I also think that an AGI might systematize other goals that aren’t convergent final goals, but these seem harder to reason about, and my central story for which goals it systematizes are convergent final goals. (Note that this is somewhat true for humans, as well: e.g. curiosity and empowerment/success are final-ish goals for many people.)
Yeah, good point. The intuition I want to point at here is “general relativity was simpler than Newtonian mechanics + ad-hoc adjustments for Mercury’s orbit”. But I do think it’s a little tricky to pin down the sense in which it’s simpler. E.g. what if you didn’t actually have any candidate explanations for why Mercury’s orbit was a bit off? (But you’d perhaps always have some hypothesis like “experimental error”, I guess.)
I’m currently playing around with the notion that, instead of simplicity, we’re actually optimizing for something like “well-foundedness”, i.e. the ability to derive everything from a small set of premises. But this feels close enough to simplicity that maybe I should just think of this as one version of simplicity.

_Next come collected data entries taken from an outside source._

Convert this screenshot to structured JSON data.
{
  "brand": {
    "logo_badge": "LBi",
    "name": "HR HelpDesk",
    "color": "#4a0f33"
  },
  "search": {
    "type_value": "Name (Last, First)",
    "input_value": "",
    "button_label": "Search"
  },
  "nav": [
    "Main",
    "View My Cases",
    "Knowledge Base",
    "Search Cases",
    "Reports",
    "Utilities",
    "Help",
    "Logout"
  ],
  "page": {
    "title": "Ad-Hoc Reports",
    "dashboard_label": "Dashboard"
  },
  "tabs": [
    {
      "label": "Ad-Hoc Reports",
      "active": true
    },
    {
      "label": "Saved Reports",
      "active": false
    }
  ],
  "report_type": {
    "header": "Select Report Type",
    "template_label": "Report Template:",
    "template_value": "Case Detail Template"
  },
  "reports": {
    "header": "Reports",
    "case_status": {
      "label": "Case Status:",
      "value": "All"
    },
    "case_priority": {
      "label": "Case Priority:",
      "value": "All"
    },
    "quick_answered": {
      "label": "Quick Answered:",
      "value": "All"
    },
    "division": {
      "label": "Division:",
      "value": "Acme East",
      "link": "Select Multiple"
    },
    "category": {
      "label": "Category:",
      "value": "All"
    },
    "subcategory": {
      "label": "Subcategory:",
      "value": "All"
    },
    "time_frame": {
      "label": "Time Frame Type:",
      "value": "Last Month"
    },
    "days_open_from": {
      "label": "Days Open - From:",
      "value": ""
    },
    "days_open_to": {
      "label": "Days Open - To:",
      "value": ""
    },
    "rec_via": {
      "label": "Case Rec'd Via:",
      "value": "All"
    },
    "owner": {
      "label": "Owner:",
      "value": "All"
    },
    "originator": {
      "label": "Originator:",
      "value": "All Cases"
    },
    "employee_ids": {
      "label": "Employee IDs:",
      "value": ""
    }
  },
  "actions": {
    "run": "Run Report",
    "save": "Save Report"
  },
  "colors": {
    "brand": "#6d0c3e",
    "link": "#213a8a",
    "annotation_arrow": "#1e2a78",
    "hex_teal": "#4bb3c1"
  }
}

A mix of deliberate and blind spot. I’m assuming that almost everything related to physical engineering and technological problems has been worked out, and so the stuff remaining is mostly questions about how (virtual) minds and civilizations play out (which are best understood via simulation) and questions about what other universes and other civilizations might look like.
But even if the probes aren’t running extensive experiments, they’re almost certainly learning something from each new experience of colonizing a solar system, and I should have incorporated that somehow.